Rain pelted the car, battering the windshield in great sheets that the wipers could barely handle. But Justin trounced the gas pedal and hurtled down the wet streets, because he was angry. Just home from work, just finished with his fast-food meal, he’d been ready to chill for a few hours, maybe play a couple of computer games. And Megan had called, sounding like she was sick or in pain.
“Justin, I need to talk to you... now...”
“I can’t tell you over the phone...”
“I just can’t!”
And then she’d started sobbing, and he’d growled, “Oh, all right!” And he’d slammed down the phone and headed out.
He cranked up the stereo to compete with the pounding rain. When he screeched and slid to a halt at a red light, the middle-aged hag in the car next to him glared, and he answered with a rude gesture.
At Megan’s apartment complex, he parked slantwise, taking up two spaces. He leapt out, ran up the stairs, and hammered the door with both fists until she opened it.
She’d been crying... of course. She was a pretty girl, a green-eyed redhead, but crying made her pale face blotched and ugly. He slouched in and slammed the door.
Another wave of anger coursed through him, and found a voice.
“What, you forgot to take those pills?”
“It doesn’t matter now, does it?”
“Yeah, it matters! You got yourself into this mess. How much is it gonna take to get out of it?”
“I don’t know,” Megan said hoarsely. “I’m not getting an abortion, if that’s what you mean.”
“Guess you’ll just have to sort it out yourself, then,” Justin jeered, though something in him screamed, NO, NO, NO! If she has the baby, you’ll still be a father even if you never see her again, she can’t do that to you...
“I thought you would—” She choked on the words she couldn’t say.
“Well, you thought wrong. If that’s what you want, go home to your Mom and Dad, then. It’ll be great for your Dad’s ministry at that big church of his...”
Justin slammed the door as he went out. The rain had slacked, but a few rivulets slid down the windows like tears as he climbed inside the car. He gunned the engine and backed out; then he hesitated, straightened the wheels and re-parked, this time between the lines. He turned off the stereo, so that the only sound was the throb of the engine.
He couldn’t drive away; Megan wasn’t like the throw-away girls he’d dated in college. There was something real and solid and... well... moral about her. It had hurt her to sleep with him, he knew that. Their tentative discussions about moving in together had hinged on this: it was too great a commitment for Justin, but too little for Megan.

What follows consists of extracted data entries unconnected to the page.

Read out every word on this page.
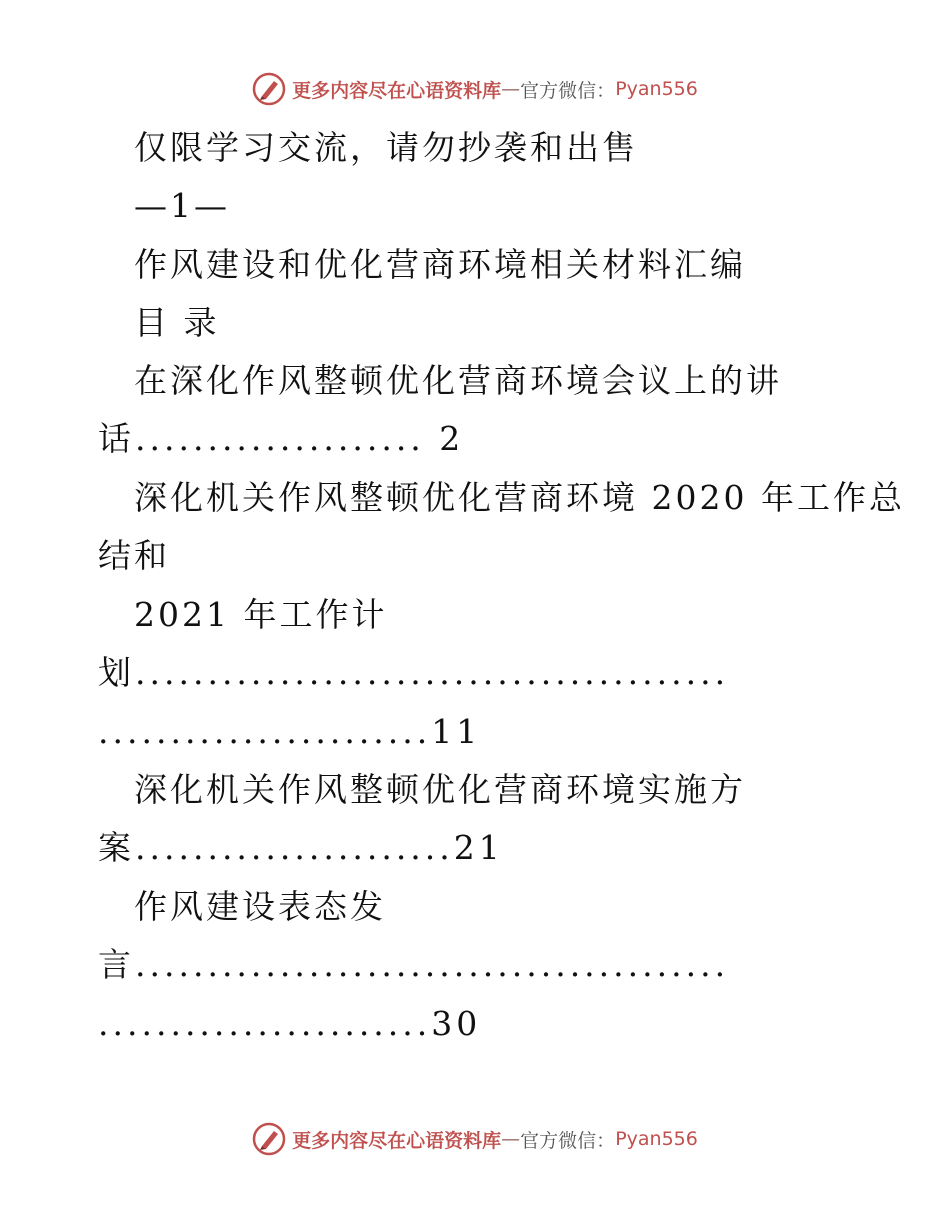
更多内容尽在心语资料库 — 官方微信： Pyan556
仅限学习交流，请勿抄袭和出售
—1—
作风建设和优化营商环境相关材料汇编
目 录
在深化作风整顿优化营商环境会议上的讲
话.................... 2
深化机关作风整顿优化营商环境 2020 年工作总
结和
2021 年工作计
划.........................................
.......................11
深化机关作风整顿优化营商环境实施方
案......................21
作风建设表态发
言.........................................
.......................30
更多内容尽在心语资料库 — 官方微信： Pyan556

Every year at Christmas and Easter, his parents had stuffed him into a new dress suit to visit church, the way they visited Great Aunt Hazel. There had been talk about commandments and doing the right thing—vague concepts, unreal.
But this was real, and he fought it as he had once fought his mother when she forced his arms into a stiff velvet jacket and clipped a bow tie at his neck.
I’m twenty-three, okay, not thirty or forty. I want to live. I don’t wanna get stuck, bound, tied down, committed...
...but I guess I am. Already. No matter what I do now.
A strange thought, that. It seemed to come from a part of him that he didn’t recognize, almost another personality. And it was that part of him—flabby and unexercised though it was—that pushed him out of the car and back up the stairs.
She’d been crying again; but she was beautiful, even with a blotched face.
“Look,” he said, “I’m sorry I acted like a jerk. I didn’t mean all that. I love you, I want to marry you, as soon as we can get a license...”
Megan came to him and he held her, imagining a suburban living room with Megan beside him on the couch and a small child playing at their feet. He might have sneered at that a couple of hours ago, but now it seemed... well... not so bad. Comfortable. Peaceful. Real.
He stroked Megan’s hair, murmured comforting words, and wondered if this was what it felt like to be a man.